NUNCA É TARDE PARA APRENDER: UMA II GUERRA MUNDIAL COMO NUNCA SE TINHA OUVIDO FALAR (2)

No início do seu livro Davies formula uma série de perguntas que costumava fazer sobre a guerra e que poucos eram capazes de responder. Por exemplo, que nacionalidade perdeu o maior número de civis durante a guerra? (A Bielorrússia). Qual o maior desastre marítimo ocorrido durante a guerra? (O afundamento do navio alemão "Wilhelm Gustloff" em Janeiro de 1945 no Báltico por um submarino soviético, com perda de 9343 homens, mulheres e crianças). Não é por acaso que pouca gente sabe responder a estas perguntas, não pelos factos em si não serem conhecidos, mas porque uma visão ideológica da guerra impediu comparações, análises, estudos que resultam num diferente equílibro do que aconteceu. A Bielorrússia apesar de ter sido brevemente independente no pós I Guerra (como a Ucrânia outra nação particularmente martirizada), tinha que ser englobada nas estatísticas soviéticas e em muitos casos "russas", quando a parte mais violenta do conflito, com maior número de civis mortos, foi fora da Rússia propriamente dita, cujo grosso do território nunca foi ocupado pelos alemães.
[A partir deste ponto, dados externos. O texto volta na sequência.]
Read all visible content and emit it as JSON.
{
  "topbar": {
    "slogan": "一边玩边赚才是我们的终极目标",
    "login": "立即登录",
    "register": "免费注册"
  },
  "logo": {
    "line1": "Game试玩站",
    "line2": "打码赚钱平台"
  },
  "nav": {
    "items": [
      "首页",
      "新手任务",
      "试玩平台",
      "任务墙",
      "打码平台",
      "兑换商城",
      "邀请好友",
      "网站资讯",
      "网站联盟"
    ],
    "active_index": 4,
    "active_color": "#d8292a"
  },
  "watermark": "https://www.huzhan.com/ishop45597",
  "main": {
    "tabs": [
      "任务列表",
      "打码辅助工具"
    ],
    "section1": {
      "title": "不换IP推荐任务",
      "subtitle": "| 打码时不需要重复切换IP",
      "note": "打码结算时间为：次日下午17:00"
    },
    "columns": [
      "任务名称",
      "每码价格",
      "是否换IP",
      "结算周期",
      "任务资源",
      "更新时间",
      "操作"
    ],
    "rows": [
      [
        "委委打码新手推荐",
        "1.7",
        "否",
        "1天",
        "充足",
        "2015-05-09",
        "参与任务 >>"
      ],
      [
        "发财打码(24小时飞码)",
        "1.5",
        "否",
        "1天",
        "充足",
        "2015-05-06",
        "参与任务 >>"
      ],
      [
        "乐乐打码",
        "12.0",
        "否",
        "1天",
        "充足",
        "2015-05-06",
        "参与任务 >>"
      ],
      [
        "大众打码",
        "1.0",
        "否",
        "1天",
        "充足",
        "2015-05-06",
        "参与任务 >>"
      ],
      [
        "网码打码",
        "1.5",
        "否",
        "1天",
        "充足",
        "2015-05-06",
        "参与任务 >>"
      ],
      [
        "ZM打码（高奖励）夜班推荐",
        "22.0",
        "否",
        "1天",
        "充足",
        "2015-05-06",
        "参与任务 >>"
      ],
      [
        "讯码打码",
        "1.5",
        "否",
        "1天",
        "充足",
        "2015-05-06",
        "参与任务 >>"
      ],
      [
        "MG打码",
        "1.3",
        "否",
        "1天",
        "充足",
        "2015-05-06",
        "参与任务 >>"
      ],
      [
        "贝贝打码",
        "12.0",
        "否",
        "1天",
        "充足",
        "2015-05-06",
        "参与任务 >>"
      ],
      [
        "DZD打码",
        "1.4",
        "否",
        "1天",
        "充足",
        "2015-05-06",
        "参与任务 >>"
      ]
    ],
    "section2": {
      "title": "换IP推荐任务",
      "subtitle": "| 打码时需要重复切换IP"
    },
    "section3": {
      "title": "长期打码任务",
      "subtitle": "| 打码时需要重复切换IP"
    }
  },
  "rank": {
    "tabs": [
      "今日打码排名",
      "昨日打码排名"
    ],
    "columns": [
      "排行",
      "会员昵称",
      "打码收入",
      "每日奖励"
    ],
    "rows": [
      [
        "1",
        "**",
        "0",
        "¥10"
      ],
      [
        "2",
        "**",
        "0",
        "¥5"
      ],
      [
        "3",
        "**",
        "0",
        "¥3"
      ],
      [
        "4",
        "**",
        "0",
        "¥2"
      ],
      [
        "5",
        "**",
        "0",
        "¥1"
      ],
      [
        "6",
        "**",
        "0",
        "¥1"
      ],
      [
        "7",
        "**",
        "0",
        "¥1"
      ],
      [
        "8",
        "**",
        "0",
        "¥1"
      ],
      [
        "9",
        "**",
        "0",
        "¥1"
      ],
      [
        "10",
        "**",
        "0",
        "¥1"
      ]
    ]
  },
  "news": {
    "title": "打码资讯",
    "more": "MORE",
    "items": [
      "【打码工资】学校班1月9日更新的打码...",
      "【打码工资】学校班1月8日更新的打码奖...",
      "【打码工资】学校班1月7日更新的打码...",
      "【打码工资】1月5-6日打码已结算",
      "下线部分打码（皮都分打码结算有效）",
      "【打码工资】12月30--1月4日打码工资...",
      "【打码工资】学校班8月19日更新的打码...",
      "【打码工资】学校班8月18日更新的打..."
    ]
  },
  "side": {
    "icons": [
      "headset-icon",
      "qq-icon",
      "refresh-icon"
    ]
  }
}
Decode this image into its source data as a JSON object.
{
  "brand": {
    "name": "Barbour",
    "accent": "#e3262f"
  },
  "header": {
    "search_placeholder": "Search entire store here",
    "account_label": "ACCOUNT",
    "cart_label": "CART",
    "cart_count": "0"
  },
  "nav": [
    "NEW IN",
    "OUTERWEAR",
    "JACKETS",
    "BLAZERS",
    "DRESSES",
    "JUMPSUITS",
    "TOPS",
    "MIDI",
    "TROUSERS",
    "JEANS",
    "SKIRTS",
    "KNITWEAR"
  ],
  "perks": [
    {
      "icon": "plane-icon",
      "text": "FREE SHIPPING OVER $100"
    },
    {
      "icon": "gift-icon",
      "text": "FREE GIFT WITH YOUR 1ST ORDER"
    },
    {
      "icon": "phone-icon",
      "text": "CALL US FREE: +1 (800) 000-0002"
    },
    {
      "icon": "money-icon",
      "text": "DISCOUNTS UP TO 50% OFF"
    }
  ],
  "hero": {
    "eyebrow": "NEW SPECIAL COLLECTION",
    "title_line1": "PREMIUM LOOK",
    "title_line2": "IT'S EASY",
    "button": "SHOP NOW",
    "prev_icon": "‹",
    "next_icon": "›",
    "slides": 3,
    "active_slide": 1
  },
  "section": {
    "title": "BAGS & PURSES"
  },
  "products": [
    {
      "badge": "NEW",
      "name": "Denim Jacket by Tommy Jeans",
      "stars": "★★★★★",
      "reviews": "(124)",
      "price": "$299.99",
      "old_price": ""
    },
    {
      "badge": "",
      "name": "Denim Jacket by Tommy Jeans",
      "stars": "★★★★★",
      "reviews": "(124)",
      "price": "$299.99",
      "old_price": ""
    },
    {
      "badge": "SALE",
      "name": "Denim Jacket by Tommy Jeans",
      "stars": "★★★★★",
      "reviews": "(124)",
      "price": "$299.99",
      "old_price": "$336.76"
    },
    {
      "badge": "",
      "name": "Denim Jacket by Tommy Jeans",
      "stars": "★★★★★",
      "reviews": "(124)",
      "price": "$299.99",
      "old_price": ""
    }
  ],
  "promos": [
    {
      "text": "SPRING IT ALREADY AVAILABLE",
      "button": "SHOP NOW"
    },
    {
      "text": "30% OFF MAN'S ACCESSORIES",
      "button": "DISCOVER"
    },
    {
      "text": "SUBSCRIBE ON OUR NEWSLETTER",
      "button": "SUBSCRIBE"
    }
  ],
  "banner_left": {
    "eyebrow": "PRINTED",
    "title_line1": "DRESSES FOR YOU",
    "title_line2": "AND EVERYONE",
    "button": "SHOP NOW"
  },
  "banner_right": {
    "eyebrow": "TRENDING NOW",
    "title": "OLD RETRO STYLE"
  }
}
No caso do "Wilhelm Gustloff", também era suposto não se tratar os alemães como vítimas, mas apenas como agressores. As mortes dos agressores não contavam, mesmo quando se tratava na sua maioria de civis que fugiam da Prússia Oriental, à chegada do exército soviético.

Estes e outros factos (por exemplo, a ideia que temos do bombardeamento de Coventry como a quinta essência dos ataques aérios a cidades, logo a civis, empalidece quando se comparam os 568 mortos ingleses, com os 40000 de Dresden, mesmo assim muito abaixo dos 90000 de Varsóvia), tratados pelo seu valor em si mesmos e não numa lógica ou ideológica (pró-soviética), ou pró-ocidental, ou pura e simplesmente dos vencedores, dão a este livro o tom de frescura e provocação que o tornam muito interessante. Mais: dão-lhe o valor de uma história outra que só agora se começa a fazer da II Guerra Mundial.

(Continua.)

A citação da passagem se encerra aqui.